When things do go wrong it’s a bit like a major trauma; you need all of the specialty assistance possible readily available (eg other surgeons with greater subspecialty expertise whom you can call to the operating room, ICU, cardiology, interventional radiology etc).

Planning to do surgery that carries significant risk where the plan if things go wrong is to rely on a helicopter transfer to Dunedin, and hope that the patient will arrive in time, is nothing short of reckless.

Given very little surgery in Dunedin currently is straightforward and low risk, establishing a new surgical service in one or more rural hospitals would not mean a significant amount of work could be transferred there.

The only surgery that is currently appropriate for rural centres is day surgery. The surgical bus has had most of this covered for several decades, in a very efficient manner, so building new theatres in rural hospitals or new private facilities appears redundant in terms of provision of publicly funded surgery.

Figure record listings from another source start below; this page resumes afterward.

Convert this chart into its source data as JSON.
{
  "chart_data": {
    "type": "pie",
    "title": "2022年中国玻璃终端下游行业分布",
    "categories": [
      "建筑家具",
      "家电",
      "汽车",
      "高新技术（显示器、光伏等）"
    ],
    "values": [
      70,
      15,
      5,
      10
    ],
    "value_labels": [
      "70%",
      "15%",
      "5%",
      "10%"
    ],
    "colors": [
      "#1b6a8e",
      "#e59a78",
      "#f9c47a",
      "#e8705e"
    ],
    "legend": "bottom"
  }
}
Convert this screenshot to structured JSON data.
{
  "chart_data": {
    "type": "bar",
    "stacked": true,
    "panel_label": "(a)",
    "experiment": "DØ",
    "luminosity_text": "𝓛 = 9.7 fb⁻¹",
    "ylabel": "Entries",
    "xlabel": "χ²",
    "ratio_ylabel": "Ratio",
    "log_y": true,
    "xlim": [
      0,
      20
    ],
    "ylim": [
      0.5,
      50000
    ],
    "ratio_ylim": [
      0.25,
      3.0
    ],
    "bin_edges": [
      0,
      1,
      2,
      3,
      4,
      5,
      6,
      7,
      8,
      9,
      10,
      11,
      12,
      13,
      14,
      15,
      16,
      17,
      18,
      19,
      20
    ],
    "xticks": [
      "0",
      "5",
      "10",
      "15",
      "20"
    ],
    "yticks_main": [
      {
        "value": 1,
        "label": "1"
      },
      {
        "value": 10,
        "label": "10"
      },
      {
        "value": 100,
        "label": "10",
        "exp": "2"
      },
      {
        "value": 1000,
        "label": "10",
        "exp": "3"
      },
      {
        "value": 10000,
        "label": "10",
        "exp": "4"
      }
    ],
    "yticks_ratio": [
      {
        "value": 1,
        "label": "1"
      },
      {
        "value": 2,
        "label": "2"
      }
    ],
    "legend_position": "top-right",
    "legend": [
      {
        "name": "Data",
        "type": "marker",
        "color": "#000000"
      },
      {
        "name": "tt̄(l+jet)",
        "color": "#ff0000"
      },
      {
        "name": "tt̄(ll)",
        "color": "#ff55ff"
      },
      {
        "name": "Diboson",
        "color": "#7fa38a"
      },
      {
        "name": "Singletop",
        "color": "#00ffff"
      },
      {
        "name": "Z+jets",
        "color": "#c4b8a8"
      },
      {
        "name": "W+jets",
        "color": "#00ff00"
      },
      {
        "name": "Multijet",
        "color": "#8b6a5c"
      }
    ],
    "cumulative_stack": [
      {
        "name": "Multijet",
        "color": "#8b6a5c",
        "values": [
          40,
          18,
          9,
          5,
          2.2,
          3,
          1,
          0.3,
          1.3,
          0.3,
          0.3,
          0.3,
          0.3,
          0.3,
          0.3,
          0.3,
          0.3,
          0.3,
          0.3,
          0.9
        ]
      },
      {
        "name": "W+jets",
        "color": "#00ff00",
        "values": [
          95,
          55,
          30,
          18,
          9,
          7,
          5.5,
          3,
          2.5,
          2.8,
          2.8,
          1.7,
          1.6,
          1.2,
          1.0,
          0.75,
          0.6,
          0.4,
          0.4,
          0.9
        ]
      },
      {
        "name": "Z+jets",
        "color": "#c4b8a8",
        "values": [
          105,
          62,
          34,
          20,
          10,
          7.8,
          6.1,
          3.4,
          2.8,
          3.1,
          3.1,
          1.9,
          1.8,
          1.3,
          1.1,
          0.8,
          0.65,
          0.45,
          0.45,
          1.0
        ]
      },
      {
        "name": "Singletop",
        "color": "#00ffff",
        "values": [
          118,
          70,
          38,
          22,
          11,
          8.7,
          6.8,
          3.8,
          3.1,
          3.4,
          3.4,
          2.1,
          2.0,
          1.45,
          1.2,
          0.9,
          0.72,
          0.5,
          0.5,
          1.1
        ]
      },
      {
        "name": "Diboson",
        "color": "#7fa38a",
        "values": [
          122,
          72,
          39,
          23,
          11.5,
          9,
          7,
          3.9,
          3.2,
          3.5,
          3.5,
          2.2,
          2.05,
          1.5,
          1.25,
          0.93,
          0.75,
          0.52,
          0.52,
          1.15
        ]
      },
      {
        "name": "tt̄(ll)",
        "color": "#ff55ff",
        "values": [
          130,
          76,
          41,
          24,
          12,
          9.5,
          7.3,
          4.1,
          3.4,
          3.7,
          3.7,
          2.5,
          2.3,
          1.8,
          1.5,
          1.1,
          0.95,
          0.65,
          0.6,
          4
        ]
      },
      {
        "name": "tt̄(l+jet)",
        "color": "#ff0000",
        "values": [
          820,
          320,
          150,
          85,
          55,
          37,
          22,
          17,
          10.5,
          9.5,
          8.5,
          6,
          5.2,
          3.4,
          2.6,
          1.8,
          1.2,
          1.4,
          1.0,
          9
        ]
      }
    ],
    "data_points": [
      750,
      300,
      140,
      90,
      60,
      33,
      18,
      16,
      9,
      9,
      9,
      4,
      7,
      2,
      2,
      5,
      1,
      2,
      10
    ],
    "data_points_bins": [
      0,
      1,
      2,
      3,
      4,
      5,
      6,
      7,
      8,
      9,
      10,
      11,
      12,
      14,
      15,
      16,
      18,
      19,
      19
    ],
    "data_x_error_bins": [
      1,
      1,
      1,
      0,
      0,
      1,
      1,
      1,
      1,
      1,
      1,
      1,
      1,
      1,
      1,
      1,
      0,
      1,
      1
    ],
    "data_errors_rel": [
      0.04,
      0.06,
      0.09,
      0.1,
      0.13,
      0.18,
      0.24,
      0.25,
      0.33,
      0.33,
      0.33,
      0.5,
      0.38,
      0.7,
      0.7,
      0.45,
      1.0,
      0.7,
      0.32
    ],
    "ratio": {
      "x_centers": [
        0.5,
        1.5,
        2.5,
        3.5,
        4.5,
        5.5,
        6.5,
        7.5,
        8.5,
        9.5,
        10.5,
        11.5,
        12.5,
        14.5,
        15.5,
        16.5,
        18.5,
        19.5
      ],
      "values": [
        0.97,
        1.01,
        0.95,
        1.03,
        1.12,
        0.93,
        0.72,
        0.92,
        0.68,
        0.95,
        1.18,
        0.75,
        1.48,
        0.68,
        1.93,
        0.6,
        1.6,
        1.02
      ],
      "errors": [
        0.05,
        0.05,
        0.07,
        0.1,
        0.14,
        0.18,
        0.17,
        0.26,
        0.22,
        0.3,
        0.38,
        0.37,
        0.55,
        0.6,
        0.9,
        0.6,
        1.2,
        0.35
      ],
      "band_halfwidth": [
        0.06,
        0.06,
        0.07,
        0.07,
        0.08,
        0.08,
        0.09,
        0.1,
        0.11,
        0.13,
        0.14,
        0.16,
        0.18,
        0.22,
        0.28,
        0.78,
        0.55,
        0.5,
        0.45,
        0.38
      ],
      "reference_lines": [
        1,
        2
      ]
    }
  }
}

There may not be enough day surgery being done to meet demand, but this is a consequence of funding from the ministry, not of the facilities.

There are definitely things that need improving in the provision of care in the rural areas, and after-hours care is clearly one of them, as is better access to accommodation and parking for families of patients that need to come to Dunedin for care.

However, there is no question that a well-functioning Dunedin Hospital of adequate capacity is vital for everyone in the region and efforts to try to pare back the new hospital build and invest in surgical services in any of the rural hospitals are inviting disaster.

They are an invitation to the politicians to divide and rule by pitting one locality against another, fighting over inadequate scraps.

No farmer in their right mind who is scraping by with a barely economic unit would propose splitting off 30% of the operation and then expect both units to survive. It’s magical thinking.

Mike Hunter is a retired consultant general surgeon and consultant intensive care specialist.